Adjusted basic and diluted net loss per share attributable to Plug Power Inc. should not be considered as an alternative to net income or any other performance measure derived in accordance with GAAP, or as an alternative to cash flows from operating activities as a measure of our liquidity. Adjusted basic and diluted net loss per share attributable to Plug Power Inc. is defined as the basic and diluted attributable to Plug Power Inc. adjusted for impairment net of amount attributable to non-controlling interest, restructuring, write-off of capitalized closing fees and various loans receivable, accrual related to ongoing litigation costs, bad debt, and lower of cost or net realizable value inventory adjustments and provision for excess and obsolete inventory, change in fair value of contingent consideration, and various charges with debt and equity transactions, net of the estimated tax effect of these adjustments and any anticipated tax valuation adjustments. The adjustments made to the basic and diluted earnings per share have no income tax effect in light of the Company's full valuation allowance recorded on their deferred tax assets. While management believes that the non-GAAP financial measures provide useful supplemental information to investors, there are limitations associated with the use of these measures. The measures are not prepared in accordance with GAAP and may not be directly comparable to similarly titled measures of other companies due to potential differences in the exact method of calculation.
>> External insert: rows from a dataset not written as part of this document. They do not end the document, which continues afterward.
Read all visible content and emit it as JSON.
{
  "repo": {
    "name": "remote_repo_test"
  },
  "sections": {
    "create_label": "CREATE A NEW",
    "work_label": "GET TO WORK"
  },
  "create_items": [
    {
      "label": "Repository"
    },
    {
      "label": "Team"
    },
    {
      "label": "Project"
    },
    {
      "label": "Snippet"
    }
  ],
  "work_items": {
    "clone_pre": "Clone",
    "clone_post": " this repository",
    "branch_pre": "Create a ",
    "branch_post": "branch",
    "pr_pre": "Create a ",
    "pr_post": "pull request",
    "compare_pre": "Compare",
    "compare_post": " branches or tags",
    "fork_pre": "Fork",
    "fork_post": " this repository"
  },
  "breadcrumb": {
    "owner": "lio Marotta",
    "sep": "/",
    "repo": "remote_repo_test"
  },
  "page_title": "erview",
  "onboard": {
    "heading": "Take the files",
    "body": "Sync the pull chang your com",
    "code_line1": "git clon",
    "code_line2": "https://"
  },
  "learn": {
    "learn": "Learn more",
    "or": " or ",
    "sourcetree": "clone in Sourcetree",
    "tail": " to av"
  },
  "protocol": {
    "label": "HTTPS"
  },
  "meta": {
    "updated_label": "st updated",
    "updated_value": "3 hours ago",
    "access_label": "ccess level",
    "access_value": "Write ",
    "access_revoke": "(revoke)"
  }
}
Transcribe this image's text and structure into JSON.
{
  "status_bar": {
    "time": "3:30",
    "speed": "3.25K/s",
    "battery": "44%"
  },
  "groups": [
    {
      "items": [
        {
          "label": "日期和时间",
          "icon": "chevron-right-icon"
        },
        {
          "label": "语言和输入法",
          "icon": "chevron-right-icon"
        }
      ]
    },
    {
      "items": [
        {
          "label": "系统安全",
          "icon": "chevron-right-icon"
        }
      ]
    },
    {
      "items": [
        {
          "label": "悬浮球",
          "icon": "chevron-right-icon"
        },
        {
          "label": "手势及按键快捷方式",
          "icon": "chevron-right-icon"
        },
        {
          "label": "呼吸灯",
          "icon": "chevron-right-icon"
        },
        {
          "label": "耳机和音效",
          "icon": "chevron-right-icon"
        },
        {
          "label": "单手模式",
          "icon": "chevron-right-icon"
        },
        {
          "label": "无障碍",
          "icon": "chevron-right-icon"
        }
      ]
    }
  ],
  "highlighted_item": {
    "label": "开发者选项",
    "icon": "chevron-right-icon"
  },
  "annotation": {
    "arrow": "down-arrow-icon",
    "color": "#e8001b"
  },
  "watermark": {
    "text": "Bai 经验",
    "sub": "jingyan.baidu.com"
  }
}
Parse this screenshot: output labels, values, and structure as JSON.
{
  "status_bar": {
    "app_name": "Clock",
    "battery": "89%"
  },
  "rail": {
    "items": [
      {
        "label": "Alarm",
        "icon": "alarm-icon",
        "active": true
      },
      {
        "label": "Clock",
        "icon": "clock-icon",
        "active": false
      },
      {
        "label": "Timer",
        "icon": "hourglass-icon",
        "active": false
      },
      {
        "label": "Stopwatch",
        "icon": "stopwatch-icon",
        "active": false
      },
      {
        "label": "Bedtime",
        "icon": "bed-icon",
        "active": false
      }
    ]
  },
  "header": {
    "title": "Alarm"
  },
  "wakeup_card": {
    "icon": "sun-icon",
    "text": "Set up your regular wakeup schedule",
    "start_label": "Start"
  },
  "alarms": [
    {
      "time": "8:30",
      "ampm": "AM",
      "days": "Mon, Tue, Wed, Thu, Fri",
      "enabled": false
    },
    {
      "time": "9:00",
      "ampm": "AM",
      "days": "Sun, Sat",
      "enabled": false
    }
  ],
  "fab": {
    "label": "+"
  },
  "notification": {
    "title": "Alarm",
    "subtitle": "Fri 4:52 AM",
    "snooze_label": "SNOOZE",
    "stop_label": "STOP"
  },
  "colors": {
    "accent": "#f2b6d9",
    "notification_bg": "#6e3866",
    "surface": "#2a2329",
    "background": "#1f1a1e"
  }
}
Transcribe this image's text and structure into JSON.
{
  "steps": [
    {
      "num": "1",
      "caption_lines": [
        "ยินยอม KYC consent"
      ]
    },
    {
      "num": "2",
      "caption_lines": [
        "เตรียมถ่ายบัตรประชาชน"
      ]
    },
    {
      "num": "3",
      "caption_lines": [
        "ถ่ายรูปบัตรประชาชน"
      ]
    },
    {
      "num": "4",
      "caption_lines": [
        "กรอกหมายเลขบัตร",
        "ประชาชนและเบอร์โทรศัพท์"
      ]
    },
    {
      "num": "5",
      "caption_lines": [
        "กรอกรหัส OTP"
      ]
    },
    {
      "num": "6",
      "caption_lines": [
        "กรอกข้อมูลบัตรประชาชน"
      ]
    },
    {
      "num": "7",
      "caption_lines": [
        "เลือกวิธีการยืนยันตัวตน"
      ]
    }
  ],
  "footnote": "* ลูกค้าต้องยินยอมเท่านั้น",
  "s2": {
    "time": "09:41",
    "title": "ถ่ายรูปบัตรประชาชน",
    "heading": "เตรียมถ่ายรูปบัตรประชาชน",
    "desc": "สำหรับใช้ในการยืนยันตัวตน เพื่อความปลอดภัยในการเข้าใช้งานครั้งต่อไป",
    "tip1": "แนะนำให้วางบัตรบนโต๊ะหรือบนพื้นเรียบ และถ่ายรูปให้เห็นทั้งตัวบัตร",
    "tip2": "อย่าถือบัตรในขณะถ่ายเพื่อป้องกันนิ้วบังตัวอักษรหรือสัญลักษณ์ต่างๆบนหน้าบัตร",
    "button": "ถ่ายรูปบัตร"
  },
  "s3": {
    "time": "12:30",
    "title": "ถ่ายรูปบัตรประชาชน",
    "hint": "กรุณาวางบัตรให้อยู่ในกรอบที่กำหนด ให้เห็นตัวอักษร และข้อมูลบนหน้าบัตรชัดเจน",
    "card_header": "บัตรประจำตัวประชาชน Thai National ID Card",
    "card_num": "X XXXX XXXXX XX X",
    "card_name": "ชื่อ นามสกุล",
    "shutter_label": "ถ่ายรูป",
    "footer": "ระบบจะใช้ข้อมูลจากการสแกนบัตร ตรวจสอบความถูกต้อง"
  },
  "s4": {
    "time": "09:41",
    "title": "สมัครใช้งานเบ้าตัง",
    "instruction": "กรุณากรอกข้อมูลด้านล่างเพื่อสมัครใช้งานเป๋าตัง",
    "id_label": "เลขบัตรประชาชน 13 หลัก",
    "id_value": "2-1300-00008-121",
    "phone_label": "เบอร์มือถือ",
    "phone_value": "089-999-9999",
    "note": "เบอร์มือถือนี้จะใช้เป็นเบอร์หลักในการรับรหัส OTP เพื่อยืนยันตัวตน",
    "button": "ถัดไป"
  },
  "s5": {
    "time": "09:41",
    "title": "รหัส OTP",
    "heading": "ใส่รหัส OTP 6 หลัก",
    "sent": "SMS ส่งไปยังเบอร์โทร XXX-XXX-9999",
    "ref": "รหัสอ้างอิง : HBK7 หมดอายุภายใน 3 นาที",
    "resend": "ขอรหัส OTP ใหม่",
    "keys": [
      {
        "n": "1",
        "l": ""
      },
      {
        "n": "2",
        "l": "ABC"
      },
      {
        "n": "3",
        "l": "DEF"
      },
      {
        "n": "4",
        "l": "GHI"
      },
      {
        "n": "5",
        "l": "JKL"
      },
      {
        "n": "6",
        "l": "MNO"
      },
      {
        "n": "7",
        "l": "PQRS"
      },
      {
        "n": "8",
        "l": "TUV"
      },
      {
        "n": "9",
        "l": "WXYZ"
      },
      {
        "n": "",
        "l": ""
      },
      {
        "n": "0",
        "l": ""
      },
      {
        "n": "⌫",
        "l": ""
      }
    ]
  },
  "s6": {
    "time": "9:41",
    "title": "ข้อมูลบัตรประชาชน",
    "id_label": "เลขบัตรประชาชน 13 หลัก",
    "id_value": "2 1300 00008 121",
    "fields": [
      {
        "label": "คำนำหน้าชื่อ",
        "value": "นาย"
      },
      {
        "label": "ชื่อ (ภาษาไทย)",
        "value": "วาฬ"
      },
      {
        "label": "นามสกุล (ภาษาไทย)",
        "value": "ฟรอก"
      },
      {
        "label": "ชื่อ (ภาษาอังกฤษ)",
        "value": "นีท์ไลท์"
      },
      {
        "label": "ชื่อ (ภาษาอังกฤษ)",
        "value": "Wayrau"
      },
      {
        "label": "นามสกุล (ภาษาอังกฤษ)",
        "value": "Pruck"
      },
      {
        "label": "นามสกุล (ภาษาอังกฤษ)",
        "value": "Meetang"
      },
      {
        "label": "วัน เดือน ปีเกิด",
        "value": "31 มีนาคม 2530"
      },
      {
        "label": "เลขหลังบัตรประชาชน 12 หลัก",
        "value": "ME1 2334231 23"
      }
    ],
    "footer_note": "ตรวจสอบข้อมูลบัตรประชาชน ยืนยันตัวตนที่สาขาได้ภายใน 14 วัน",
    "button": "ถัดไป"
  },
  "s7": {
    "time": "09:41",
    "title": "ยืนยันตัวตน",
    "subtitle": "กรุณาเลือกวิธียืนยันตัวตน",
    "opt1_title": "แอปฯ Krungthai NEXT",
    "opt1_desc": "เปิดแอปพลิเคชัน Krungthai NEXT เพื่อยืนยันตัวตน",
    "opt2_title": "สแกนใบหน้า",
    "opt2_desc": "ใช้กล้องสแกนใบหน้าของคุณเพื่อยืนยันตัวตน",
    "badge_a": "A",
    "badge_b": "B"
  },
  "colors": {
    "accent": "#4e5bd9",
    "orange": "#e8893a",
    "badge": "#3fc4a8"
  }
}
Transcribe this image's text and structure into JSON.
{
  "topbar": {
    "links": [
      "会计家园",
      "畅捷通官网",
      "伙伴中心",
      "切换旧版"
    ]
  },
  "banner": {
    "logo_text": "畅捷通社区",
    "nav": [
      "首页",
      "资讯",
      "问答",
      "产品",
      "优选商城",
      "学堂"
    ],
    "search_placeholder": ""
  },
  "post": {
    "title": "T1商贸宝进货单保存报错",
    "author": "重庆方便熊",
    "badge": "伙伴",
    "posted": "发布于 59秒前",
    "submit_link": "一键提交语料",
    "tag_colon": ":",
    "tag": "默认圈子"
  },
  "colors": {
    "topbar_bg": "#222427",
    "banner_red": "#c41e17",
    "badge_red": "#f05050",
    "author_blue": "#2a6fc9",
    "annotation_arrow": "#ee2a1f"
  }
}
The Company's non-GAAP financial measures are not meant to be considered in isolation or as a substitute for comparable GAAP financial measures and should be read only in conjunction with the Company's consolidated financial statements prepared in accordance with GAAP.

In addition, the Company's EBITDAS-positive target for the second half of 2026 is a forward-looking non-GAAP financial measure that cannot be reconciled to the most directly comparable GAAP measure, net income (loss), without unreasonable effort. The Company defines EBITDAS as earnings before interest, income tax, depreciation, amortization and share-based expense. This is because the Company is not able to forecast with reasonable accuracy certain items required for such reconciliation, including changes in fair value of derivatives, interest expense associated with financial arrangements, income taxes, and other non-cash or infrequent charges. These items are inherently uncertain, depends on future events outside of management's control, and could materially affect the Company's GAAP results. The Company provides this target to give investors insight into the direction of its operational objectives rather than as a prediction of GAAP earnings.